Compatibility with Sinusoidal Encodings: For sinusoidal encodings, addition preserves the relative positional information they are designed to capture. Because the sinusoidal functions have properties related to linear transformations for relative positions (e.g., $PE_{pos+k}$ can be expressed as a linear function of $PE_{pos}$ ), adding them to token embeddings provides a consistent way for the model to learn about relative distances.

Implementation Workflow

In practice, combining embeddings and positional encodings typically involves these steps:

Token Embedding Lookup: Input token IDs are mapped to their corresponding embedding vectors using an embedding layer (often a trainable lookup table). This yields a tensor of shape [batch_size, sequence_length, d_model].
Positional Encoding Generation/Lookup:
- For sinusoidal encodings, these are usually pre-calculated up to a maximum expected sequence length and stored. The relevant encodings for the current sequence length are then selected. The shape is typically [1, sequence_length, d_model] or [sequence_length, d_model] which can be broadcast or sliced.
- For learned positional embeddings, a separate embedding layer (lookup table) is used, indexed by position IDs (0, 1, 2,...). This also yields a tensor of shape [1, sequence_length, d_model] or similar, containing trainable vectors.
Element-wise Addition: The positional encodings are added to the token embeddings. Broadcasting rules often apply here if the positional encoding tensor doesn't explicitly include the batch dimension.

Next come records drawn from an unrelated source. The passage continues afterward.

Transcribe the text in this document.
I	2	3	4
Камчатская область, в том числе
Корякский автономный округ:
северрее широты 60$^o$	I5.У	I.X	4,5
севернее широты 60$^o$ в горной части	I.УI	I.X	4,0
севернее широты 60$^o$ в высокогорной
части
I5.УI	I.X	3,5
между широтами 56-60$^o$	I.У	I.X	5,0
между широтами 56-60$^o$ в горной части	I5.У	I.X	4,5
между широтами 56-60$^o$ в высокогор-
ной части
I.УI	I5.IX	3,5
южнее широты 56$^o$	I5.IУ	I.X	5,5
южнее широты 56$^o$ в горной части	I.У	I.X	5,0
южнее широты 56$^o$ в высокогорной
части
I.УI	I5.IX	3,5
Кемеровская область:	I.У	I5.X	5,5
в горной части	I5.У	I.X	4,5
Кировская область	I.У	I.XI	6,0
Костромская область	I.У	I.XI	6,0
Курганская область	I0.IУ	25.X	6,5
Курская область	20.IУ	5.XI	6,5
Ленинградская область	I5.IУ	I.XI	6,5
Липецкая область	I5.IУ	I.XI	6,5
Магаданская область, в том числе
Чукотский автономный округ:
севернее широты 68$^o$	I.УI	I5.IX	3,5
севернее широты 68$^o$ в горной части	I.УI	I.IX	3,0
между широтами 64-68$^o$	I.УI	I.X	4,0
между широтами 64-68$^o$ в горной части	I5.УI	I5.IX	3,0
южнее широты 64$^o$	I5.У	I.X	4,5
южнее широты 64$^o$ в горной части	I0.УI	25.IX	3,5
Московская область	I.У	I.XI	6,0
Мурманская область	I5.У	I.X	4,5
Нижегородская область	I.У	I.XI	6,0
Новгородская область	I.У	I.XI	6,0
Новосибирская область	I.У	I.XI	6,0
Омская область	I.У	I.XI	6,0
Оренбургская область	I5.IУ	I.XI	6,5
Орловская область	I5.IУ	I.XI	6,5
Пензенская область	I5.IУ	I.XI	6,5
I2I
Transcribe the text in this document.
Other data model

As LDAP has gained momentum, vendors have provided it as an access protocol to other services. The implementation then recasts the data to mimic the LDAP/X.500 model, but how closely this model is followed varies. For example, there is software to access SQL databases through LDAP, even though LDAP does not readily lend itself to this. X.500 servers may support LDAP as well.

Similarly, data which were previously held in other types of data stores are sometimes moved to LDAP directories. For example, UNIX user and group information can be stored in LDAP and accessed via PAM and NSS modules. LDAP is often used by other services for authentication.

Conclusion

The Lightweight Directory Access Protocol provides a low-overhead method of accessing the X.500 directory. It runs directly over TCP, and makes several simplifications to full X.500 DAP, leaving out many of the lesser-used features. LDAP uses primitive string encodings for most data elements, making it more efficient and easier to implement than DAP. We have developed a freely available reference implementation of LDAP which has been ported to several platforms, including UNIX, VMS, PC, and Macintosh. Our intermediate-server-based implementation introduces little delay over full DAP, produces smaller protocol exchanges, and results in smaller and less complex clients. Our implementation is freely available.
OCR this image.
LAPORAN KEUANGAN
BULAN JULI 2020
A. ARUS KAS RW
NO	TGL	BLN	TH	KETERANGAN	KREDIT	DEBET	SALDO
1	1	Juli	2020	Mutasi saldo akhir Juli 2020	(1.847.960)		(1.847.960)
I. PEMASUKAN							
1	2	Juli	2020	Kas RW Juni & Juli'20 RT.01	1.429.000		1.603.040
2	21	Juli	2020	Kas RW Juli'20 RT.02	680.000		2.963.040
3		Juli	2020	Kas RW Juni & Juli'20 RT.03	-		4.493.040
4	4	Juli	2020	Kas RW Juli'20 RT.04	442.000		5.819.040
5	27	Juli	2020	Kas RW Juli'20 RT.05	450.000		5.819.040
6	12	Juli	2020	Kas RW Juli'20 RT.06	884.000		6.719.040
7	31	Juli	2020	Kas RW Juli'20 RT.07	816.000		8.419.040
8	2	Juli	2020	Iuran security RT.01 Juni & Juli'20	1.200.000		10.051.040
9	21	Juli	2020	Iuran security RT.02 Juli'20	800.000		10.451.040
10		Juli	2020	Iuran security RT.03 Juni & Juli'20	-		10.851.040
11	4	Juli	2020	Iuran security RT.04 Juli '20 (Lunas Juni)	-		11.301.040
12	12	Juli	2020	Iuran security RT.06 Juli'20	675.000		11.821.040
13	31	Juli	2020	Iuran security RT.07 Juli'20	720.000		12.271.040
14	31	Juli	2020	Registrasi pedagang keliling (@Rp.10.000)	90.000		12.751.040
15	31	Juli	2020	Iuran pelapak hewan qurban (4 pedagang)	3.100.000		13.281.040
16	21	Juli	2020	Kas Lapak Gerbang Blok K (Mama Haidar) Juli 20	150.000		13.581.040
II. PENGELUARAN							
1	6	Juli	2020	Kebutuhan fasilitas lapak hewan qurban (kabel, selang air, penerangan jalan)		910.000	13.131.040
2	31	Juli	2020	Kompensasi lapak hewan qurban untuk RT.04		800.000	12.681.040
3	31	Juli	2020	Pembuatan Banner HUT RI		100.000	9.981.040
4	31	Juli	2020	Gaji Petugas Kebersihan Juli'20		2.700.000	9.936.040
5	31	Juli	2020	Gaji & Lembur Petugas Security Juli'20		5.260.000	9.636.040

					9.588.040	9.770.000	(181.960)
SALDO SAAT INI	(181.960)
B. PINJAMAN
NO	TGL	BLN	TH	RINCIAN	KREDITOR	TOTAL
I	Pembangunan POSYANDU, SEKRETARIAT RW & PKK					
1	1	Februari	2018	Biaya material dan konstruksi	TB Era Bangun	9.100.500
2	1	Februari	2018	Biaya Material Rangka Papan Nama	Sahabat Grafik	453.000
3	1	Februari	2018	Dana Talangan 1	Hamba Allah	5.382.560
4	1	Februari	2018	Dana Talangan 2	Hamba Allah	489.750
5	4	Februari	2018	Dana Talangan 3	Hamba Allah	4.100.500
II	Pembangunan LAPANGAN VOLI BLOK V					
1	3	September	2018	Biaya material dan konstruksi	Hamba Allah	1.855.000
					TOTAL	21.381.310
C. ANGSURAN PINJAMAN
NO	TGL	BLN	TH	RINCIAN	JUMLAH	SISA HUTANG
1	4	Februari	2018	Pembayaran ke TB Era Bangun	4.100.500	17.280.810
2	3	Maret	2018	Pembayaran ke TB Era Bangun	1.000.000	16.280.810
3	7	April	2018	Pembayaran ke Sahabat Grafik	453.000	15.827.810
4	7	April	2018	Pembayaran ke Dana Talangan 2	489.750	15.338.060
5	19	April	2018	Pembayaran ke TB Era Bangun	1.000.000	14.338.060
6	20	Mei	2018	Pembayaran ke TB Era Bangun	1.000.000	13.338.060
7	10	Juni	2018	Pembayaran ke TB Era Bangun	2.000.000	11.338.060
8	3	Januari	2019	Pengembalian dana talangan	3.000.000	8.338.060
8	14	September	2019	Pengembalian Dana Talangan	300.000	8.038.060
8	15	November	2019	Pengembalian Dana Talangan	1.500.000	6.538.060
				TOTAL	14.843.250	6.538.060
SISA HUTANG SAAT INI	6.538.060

Flow diagram illustrating the combination of token embeddings and positional encodings via element-wise addition to create the input representation for the Transformer layers.

Considerations for Learned Positional Embeddings

If learned positional embeddings are used instead of sinusoidal ones, the combination mechanism remains the same: element-wise addition. The primary difference is that the vectors representing positions $0, 1, 2, \dots$ are now parameters optimized during the training process, rather than being determined by fixed functions. The model learns the positional representations that are most effective for the task, given the data. The addition step still merges these learned positional signals with the semantic token embeddings.

By adding the positional encodings directly to the token embeddings, we create an input representation $X$ that equips the subsequent Transformer layers with both the 'what' (semantics from $E$ ) and the 'where' (sequence order from $P$ ) information necessary for sophisticated sequence understanding. This combined representation forms the input to the first layer of the encoder or decoder stack.